The Marshall Plan also provided the US with great geopolitical stability and influence, and eventually led to the West’s Cold War victory over the Soviet Union.

The collapse of the Soviet Union then led to big new economic opportunities for Western economies as the Former Soviet Union economies were integrated into the global economy.

Today, though, the US is at risk of withdrawing from, or at least fatally damaging, many of its established geopolitical relationships because of President Trump’s “America First” policy.

In practice, we don’t know how this will play out.

Perhaps Mr Trump’s election campaign promises will moderate to the point where today’s geopolitical order remains in place, with the US staying charge.

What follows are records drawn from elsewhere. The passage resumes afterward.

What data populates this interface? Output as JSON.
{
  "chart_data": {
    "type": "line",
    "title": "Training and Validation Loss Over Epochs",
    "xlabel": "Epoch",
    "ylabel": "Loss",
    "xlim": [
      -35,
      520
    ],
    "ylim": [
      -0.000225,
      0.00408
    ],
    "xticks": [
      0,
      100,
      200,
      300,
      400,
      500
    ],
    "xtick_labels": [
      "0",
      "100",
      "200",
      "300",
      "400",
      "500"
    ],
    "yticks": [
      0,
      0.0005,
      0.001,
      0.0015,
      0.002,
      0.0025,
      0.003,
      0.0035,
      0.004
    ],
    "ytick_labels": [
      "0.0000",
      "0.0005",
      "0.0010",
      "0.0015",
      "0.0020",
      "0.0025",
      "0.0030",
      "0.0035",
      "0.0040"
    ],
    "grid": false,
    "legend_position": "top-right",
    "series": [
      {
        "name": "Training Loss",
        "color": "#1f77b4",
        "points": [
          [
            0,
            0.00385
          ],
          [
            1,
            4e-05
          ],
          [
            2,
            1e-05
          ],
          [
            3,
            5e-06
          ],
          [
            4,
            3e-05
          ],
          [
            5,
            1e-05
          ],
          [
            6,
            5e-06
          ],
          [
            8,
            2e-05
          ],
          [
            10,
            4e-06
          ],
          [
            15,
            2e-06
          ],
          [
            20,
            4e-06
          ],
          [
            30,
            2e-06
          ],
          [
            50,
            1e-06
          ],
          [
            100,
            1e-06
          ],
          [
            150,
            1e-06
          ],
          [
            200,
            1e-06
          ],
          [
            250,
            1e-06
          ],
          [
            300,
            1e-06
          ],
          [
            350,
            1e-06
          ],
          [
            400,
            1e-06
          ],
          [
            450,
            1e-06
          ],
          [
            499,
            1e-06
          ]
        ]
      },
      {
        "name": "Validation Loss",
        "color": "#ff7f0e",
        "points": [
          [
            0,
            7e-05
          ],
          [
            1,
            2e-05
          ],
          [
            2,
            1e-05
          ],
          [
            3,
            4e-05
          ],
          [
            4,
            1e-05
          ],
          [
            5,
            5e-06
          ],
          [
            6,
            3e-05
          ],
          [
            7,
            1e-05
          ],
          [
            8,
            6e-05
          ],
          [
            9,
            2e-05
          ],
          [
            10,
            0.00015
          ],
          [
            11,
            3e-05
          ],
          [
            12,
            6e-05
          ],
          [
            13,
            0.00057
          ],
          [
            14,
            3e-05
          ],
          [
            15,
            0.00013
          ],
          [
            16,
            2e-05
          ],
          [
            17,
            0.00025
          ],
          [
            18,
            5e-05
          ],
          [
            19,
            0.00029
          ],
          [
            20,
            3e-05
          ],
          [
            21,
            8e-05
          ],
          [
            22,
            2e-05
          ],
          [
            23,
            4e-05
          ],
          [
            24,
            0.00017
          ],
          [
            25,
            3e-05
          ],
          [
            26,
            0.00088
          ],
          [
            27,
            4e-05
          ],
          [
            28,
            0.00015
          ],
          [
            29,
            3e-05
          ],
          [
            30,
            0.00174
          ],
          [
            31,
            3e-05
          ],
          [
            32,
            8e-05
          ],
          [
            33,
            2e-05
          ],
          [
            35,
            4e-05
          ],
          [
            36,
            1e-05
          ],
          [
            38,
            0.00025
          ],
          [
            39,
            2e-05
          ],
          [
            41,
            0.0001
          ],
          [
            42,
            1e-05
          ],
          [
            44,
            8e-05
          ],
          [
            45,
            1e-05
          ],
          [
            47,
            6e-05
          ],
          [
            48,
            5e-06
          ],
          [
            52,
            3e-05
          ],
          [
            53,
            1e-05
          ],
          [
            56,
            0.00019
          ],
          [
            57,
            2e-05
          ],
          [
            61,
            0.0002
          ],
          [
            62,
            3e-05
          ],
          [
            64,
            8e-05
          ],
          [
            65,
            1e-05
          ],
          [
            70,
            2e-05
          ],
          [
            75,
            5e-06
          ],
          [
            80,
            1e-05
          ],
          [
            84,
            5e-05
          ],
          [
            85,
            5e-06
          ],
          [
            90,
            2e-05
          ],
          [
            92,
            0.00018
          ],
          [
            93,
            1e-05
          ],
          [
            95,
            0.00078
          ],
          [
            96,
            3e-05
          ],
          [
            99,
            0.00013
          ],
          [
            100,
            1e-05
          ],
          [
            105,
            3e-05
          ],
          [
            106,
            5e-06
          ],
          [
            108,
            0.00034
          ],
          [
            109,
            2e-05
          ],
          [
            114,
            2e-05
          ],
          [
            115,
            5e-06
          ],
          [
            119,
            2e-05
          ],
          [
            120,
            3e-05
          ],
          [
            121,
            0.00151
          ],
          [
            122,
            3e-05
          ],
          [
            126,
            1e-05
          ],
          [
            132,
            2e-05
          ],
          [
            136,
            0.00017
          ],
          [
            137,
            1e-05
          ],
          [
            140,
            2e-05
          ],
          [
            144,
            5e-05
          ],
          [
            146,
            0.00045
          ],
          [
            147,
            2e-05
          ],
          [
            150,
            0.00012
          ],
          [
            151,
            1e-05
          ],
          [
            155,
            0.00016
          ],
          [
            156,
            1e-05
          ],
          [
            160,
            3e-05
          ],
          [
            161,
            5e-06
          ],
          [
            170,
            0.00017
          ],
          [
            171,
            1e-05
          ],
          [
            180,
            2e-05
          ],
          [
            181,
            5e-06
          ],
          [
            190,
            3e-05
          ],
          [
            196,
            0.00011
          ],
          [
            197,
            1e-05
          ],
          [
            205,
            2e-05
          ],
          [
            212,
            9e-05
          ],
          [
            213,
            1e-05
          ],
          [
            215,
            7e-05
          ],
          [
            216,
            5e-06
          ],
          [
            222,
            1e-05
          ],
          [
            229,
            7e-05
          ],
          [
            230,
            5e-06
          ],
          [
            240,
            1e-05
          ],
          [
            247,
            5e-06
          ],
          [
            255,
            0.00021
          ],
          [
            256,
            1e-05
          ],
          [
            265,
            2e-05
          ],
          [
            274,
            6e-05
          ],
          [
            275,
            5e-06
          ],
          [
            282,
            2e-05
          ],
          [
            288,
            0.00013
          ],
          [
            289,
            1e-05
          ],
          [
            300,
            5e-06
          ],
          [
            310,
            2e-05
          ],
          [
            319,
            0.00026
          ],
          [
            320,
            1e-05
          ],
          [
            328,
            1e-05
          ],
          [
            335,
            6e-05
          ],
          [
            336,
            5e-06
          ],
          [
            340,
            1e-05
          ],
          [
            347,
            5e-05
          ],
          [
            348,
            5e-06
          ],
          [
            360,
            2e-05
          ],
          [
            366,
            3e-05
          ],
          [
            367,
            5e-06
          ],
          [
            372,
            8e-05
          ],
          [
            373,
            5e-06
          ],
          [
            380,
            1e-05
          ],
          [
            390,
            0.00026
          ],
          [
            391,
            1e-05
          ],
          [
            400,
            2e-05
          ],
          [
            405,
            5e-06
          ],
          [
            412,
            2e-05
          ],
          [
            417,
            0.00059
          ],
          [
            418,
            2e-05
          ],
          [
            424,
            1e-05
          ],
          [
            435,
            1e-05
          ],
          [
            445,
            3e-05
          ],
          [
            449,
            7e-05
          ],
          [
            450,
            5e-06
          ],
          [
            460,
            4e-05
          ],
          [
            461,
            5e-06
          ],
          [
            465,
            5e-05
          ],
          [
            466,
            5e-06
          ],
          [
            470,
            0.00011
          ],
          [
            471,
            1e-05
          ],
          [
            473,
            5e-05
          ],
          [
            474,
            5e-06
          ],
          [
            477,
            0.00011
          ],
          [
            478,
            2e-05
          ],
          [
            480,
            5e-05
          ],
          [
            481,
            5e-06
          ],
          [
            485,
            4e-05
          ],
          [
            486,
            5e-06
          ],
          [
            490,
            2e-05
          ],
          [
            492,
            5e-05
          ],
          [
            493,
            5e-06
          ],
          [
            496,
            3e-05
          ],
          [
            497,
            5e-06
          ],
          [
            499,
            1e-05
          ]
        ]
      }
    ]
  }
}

Or maybe the US will build a stronger relationship with China through, say, becoming a major participant in the OBOR. In so doing, the US could reshape geopolitics whilst still retaining its prominent role.

But with change comes risk. Every chemicals and polymers company therefore needs to place increased geopolitical risk at the core of their strategic planning.

And one outcome at the end of all this upheaval is China emerging as the dominant global economic and geopolitical superpower.